Kampagne

Golfturnier statt Olympia

Deutschland bewirbt sich mit Bad Saarow um den Ryder Cup

Lässig jongliert Martin Kaymer den kleinen weißen Ball erst mit dem Schläger, dann mit dem Spann seines rechten Fußes. Die Sonne strahlt, und Deutschlands bestem Golfspieler sieht man die Begeisterung im neuen Videospot der Kampagne „Mein Herz schlägt Schwarz. Rot. Golf“ an. Seit Mittwoch ist es offiziell: Deutschland bewirbt sich mit dem A-Rosa-Resort in Bad Saarow um den Ryder Cup 2022. „Wir freuen uns, mit dem wunderschönen Faldo Course ins Rennen zu gehen“, sagte Marco Kaussler, Leiter der deutschen Ryder-Cup-Bewerbung und Geschäftsführer der RC Deutschland GmbH in Berlin. „Die Zeit ist gekommen, diesen einzigartigen Wettbewerb nach Deutschland zu holen.“

Der Ryder Cup ist das größte Golfturnier der Welt, seit 1927 treten alle zwei Jahre bei diesem Teamwettkampf die besten Spieler Europas gegen die Auswahl der USA an, das Heimrecht wechselt bei jeder Austragung. Die jüngste Auflage in Schottland besuchten im vergangenen Jahr 255.000 Menschen, mehr als fünf Millionen Ticketanfragen waren eingegangen. Die TV-Berichterstattung in 183 Ländern erreichte mehr als 500 Millionen Haushalte. Um die vielen Menschen an den Scharmützelsee zu transportieren, muss ein exzellentes Park-and-ride-System erarbeitet werden.

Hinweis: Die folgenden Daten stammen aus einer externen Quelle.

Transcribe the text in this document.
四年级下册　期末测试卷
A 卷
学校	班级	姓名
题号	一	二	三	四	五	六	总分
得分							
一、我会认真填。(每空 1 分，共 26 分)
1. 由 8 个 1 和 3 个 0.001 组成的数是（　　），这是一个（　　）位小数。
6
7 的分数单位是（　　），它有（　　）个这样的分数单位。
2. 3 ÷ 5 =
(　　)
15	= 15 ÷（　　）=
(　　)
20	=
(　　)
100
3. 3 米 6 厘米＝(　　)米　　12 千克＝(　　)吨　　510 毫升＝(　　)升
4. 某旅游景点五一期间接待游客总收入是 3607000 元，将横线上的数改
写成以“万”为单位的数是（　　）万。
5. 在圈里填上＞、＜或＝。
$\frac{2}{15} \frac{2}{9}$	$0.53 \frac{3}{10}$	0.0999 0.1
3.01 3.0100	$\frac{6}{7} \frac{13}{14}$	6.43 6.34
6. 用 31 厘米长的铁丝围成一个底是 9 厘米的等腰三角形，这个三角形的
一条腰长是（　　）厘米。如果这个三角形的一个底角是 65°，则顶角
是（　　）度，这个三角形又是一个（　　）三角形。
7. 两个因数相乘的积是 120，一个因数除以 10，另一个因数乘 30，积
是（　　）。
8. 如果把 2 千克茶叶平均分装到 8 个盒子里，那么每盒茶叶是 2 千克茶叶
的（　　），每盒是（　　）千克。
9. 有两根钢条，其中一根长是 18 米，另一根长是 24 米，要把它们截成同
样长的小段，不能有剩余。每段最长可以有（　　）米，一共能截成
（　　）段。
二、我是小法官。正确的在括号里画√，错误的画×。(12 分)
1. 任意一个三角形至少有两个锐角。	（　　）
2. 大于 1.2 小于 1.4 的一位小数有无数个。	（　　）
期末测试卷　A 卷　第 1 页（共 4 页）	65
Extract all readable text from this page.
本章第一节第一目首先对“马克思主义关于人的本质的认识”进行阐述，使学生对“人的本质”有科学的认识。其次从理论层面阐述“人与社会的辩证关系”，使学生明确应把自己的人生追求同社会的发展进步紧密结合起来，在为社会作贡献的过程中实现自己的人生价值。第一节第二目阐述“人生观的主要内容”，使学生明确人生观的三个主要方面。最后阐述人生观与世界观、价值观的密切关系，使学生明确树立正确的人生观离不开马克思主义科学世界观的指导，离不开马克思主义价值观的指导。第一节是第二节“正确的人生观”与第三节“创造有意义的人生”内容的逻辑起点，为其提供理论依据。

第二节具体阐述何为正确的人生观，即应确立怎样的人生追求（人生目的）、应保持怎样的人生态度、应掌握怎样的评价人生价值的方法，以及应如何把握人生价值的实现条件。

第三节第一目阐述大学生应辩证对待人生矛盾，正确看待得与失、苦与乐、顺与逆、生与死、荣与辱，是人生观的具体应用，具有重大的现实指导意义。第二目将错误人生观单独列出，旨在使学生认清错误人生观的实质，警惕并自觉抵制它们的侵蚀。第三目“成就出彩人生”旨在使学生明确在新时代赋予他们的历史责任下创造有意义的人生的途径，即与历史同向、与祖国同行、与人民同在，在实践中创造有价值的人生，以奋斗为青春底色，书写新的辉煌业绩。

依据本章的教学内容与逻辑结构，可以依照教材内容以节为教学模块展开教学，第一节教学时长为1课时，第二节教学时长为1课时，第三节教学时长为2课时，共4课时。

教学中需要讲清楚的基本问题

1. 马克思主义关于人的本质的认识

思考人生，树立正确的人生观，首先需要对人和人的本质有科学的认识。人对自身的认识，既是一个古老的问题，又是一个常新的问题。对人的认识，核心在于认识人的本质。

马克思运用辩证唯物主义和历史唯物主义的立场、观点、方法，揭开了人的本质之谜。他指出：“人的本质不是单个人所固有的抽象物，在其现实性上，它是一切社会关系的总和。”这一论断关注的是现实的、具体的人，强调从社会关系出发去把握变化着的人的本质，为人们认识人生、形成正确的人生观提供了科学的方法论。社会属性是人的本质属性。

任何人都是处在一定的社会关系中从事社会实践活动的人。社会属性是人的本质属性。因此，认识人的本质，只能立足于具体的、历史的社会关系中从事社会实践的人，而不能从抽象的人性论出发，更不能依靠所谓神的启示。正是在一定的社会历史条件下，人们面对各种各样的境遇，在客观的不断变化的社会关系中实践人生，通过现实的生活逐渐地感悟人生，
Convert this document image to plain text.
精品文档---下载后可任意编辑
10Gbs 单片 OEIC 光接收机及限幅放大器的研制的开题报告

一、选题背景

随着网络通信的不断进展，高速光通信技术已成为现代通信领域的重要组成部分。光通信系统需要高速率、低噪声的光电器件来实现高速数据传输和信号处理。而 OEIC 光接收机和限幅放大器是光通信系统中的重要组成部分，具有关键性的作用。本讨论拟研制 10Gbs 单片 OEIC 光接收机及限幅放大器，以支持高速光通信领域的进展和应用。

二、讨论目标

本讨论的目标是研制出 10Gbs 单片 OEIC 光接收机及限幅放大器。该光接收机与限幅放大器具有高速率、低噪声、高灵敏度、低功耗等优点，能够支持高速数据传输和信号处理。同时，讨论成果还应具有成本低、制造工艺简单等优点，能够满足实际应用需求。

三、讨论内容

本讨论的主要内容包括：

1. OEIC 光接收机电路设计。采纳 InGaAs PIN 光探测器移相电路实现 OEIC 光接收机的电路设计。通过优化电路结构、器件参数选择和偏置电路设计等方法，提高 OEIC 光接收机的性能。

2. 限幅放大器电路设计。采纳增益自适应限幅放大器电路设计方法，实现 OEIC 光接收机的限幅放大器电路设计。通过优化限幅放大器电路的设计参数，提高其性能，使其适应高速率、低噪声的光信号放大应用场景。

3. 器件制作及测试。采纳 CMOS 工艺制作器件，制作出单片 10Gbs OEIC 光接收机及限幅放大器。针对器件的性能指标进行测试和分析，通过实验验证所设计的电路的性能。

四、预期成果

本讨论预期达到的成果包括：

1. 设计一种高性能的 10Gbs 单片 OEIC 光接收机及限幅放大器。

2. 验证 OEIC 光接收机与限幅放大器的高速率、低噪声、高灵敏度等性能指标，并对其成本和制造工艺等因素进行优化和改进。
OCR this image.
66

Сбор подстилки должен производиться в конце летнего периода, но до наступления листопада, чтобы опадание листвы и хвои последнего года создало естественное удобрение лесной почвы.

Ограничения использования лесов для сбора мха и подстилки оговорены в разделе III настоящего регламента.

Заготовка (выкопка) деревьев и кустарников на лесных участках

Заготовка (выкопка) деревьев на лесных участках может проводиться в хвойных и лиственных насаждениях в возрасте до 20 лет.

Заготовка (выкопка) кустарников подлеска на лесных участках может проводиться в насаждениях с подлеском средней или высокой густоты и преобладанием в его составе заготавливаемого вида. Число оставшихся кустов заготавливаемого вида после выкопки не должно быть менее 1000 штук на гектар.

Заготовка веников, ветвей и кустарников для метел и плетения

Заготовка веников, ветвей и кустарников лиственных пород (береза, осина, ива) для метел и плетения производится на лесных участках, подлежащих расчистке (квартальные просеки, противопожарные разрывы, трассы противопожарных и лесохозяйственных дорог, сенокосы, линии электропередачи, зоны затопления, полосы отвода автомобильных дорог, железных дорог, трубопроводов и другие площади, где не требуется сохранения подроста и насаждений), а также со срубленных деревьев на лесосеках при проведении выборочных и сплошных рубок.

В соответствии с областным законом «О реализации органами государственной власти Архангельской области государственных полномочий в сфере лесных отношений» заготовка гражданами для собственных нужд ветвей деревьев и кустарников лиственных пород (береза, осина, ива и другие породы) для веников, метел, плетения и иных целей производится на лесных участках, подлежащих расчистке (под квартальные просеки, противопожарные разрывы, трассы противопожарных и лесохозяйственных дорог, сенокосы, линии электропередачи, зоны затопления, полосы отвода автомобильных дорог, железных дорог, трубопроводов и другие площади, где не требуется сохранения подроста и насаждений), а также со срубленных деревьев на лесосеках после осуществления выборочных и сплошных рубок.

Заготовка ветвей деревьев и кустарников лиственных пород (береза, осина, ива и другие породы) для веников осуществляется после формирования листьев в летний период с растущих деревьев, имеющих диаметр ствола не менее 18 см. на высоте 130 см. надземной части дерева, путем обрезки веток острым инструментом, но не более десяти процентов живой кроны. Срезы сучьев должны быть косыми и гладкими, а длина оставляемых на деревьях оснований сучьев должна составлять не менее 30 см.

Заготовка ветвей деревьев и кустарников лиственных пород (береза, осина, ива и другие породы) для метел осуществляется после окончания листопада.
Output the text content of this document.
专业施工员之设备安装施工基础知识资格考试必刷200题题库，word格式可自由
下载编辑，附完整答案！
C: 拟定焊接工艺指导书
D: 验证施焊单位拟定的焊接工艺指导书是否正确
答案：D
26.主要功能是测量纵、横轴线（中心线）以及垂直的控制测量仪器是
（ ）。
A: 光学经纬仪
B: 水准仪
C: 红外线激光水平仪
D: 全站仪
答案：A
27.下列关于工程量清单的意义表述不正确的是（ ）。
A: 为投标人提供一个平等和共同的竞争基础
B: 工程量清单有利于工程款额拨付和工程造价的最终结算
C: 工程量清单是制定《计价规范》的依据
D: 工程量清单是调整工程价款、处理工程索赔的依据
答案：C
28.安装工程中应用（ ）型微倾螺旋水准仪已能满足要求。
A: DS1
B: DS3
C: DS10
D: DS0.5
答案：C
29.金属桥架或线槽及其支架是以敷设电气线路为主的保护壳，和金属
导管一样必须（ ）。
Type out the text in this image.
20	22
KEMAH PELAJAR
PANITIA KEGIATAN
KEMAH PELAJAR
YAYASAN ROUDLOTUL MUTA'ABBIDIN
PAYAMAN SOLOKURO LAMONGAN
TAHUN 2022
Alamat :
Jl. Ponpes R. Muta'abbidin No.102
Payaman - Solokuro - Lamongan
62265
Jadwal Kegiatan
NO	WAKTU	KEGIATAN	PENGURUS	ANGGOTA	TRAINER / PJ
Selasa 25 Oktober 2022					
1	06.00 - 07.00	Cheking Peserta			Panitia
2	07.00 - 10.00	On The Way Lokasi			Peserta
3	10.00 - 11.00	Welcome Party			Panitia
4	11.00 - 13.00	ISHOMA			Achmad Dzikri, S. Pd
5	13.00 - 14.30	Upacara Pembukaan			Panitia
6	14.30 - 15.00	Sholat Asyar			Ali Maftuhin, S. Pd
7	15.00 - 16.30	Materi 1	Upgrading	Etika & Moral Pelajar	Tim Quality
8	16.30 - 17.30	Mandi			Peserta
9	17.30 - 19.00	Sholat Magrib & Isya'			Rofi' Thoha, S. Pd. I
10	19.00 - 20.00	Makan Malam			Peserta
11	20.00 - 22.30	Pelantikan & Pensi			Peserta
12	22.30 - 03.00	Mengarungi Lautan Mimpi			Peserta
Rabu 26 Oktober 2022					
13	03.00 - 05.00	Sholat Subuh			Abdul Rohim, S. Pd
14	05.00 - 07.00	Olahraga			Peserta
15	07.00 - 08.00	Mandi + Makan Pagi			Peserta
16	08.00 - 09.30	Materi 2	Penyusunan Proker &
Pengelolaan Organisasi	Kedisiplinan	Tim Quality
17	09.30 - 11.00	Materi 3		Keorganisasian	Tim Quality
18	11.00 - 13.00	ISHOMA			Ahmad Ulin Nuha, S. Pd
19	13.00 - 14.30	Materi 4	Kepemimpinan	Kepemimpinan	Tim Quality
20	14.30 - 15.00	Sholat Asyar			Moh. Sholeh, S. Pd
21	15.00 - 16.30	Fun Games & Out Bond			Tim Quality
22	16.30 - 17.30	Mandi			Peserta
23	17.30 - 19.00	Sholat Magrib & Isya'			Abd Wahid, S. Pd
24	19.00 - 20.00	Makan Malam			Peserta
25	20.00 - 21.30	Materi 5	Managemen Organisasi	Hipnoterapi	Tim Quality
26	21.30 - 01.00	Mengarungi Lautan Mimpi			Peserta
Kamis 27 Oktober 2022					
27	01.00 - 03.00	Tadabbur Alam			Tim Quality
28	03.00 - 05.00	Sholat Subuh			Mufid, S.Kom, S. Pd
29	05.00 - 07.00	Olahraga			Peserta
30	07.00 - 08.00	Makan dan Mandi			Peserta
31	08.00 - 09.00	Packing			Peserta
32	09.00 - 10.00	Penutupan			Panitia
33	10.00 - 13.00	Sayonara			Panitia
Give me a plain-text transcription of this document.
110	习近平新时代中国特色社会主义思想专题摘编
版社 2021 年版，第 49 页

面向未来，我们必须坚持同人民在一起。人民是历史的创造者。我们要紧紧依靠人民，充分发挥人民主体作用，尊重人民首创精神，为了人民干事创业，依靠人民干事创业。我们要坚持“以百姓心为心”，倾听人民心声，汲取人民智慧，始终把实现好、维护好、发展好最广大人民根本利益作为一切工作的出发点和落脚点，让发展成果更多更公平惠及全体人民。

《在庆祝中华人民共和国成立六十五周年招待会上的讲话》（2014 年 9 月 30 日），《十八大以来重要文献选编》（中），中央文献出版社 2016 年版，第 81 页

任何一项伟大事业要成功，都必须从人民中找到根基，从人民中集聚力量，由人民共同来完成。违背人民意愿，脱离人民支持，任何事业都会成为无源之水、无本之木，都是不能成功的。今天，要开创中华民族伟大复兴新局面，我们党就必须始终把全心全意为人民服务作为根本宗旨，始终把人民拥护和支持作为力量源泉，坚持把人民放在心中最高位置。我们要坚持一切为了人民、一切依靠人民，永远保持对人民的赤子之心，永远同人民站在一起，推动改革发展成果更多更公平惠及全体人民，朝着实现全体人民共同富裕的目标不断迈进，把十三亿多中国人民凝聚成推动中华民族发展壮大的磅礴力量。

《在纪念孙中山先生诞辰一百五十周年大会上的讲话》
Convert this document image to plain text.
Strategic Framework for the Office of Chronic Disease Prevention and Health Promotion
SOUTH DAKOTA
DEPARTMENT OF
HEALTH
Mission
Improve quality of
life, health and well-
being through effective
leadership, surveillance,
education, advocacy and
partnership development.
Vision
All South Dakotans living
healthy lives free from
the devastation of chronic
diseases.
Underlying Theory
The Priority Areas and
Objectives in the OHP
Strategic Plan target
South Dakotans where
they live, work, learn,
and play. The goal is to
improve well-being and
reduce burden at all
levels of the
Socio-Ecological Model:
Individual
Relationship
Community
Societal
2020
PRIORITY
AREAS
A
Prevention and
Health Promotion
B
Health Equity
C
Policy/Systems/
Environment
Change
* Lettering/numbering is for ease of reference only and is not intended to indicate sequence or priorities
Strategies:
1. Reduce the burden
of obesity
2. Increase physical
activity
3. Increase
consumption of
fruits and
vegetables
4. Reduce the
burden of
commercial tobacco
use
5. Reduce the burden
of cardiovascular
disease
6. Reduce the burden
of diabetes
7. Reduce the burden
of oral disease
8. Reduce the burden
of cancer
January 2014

Die Macher sind zuversichtlich

„Es gibt nichts Größeres als den Ryder Cup. Wie man das als Spieler erlebt, ist nur schwer in Worte zu fassen“, jubilierte Kaymer, der den Mannschaftswettkampf mit Europa bereits dreimal gewinnen konnte. „Wenn Deutschland den Zuschlag bekommt, ist das eine große Chance für den Golfsport hierzulande.“ Die Macher fühlen sich gut aufgestellt und sehen der Bewerbung zuversichtlich entgegen. Unterstützung kommt auch aus der Politik. So sagte Brandenburgs Ministerpräsident Dietmar Woidke (SPD): „Die deutsche Hauptstadtregion bietet mit 20 Anlagen eine optimale Infrastruktur für die olympische Sportart Golf. Das weltweite Interesse, das der Ryder Cup erfährt, gibt Brandenburg und Berlin nun die große Chance, dieses faszinierende Angebot bekannter zu machen, der Welt unsere wunderschöne Region zu präsentieren und neue Touristen zu begeistern.“

Bis Ende April müssen die Bewerbungsunterlagen eingereicht werden. Neben Deutschland bewerben sich auch Italien, Spanien, Portugal sowie Österreich um den 44. Ryder Cup. Der Sieger wird dann im Oktober/November gekürt.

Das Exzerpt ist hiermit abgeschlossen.